This week, in his ongoing series, Ion Castro takes a look at more aerial photographs of Hastings,
He writes: We have seen the views revealed by aerial photography, some actual and some ‘faked’ and this theme is continued as we proceed westward from Hastings Town Centre over the White Rock and Hastings Pier areas
All illustrations throughout this series are from Ion Castro’s own collection and he can make available copies of many of the historic images used in this series. There’s more local history on Ion’s website, www.historichastings.co.uk
The Hastings Fishermen’s Museum, Rock-a-Nore Road, open every day from 10am – 5pm, is hosting its own exhibition “A Birds-eye view of Hastings Fishing Beach and Coastline”
Hastings & St.Leonards on sea.
An immediate post-war picture showing the gap in Robertson Terrace once occupied by the Albany Hotel destroyed by enemy action in 1943 and now replaced with Albany Court and a seafront entrance to Debenhams store in Robertson Street. Looking up Cambridge Road from ‘The Memorial’ (removed in 1973 following small fire), the Central Methodist Church can be seen. It seated nearly 1,000 worshippers and was replaced with sheltered housing in 1980. In the foreground, where Albert Road now meets the seafront can be seen Woolworths, now Sports Direct, and the art deco public shelter with the Carlisle pub behind it.
Dating from the 1920’s, and centred on the Palace Hotel built in 1886 on the site of the White Rock Brewery (1831) a tram can be seen at the end of Robertson Street with the original White Rock Baths that were rebuilt in the 1930’s. The underground car parks and promenade are as yet unbuilt so that all traffic has to go down Robertson Street and past the Memorial and notice that the bathing tents in the foreground have replaced bathing machines.
Hastings Pier & Esplanade.
It’s difficult to accurately date this postcard showing Hastings Pier as many Hastingers remember it. The seafront between the Pier and Warrior Square was untouched by the last war and looks little different today. The White Rock Pavilion is in place and the Grand Hotel with its eastern end rebuilt as the Information Centre is yet to be redeveloped as sheltered housing (Waverley Court). The long building in front of the Oval would be rebuilt as the Indoor Bowls Pavilion in the 1960’s
Hastings from the air.
Photographed in the 1930’s this postcard shows the pier’s landing stage, capable of berthing four paddle-steamers at once. The buildings east of the Yelton Hotel (now the White Rock Hotel) are yet to be damaged by the Luftwaffe and the bandstand that used to be on the promenade can be seen relocated just west of the Bowls Pavilion directly above the pier. Further inland can seen the Hastings Museum and Art Gallery with the Royal East Sussex Hospital.
The original image was a large-format photograph dating from the early 1950’s and not a postcard and as such covers a much wider area. Reminders of the war are still evident – note the damage on the seafront at White Rock and, behind it, the static water tank is still evident next to the original White Rock House.
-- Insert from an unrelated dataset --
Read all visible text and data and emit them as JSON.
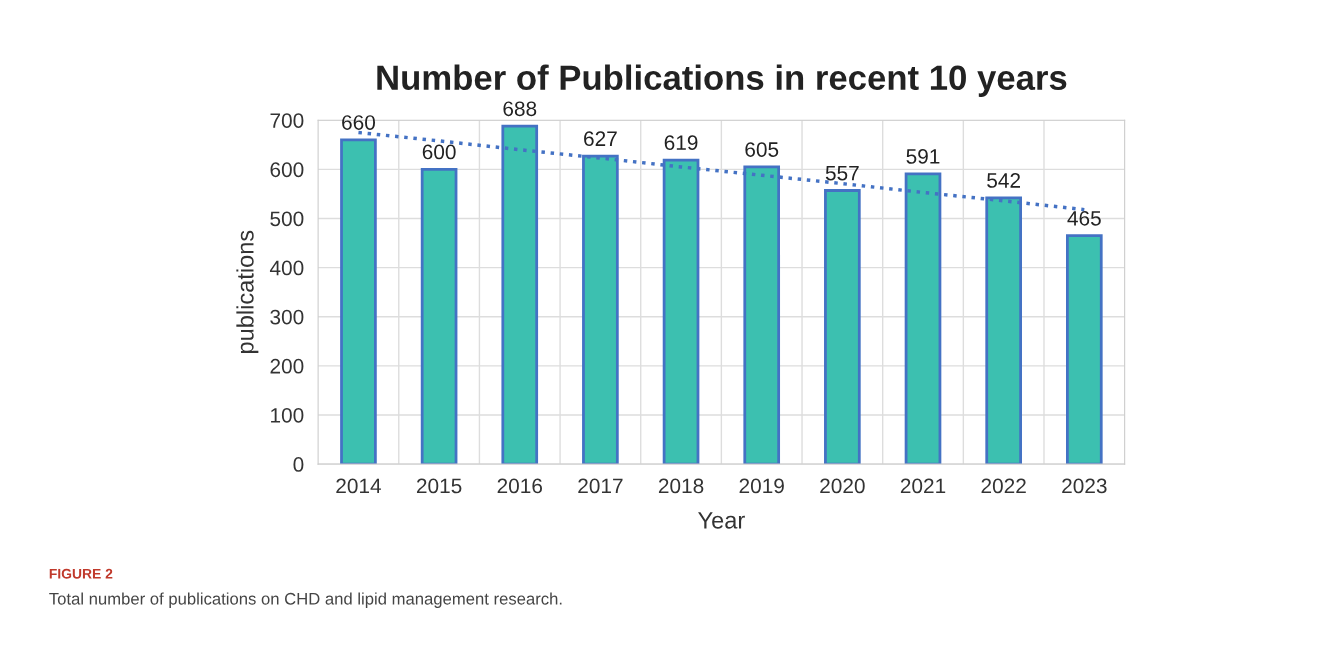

The Royal East Sussex Hospital with the Hastings Museum and Art Gallery above and allotment gardens on the site now occupied by the ambulance station and on the other side of Bohemia Road can be seen the outline of the oval track echoing the name of the area
Royal East Sussex Hospital.
This close-up image of the Royal East Sussex Hospital dates from the 1930’s before the hospital expanded to overrun the tennis courts and gardens that reached up to the Museum. During the war the open area above the Museum, part of the Summerfields estate, was pressed into service as allotments and finally, in the 1970’s becoming the leisure centre.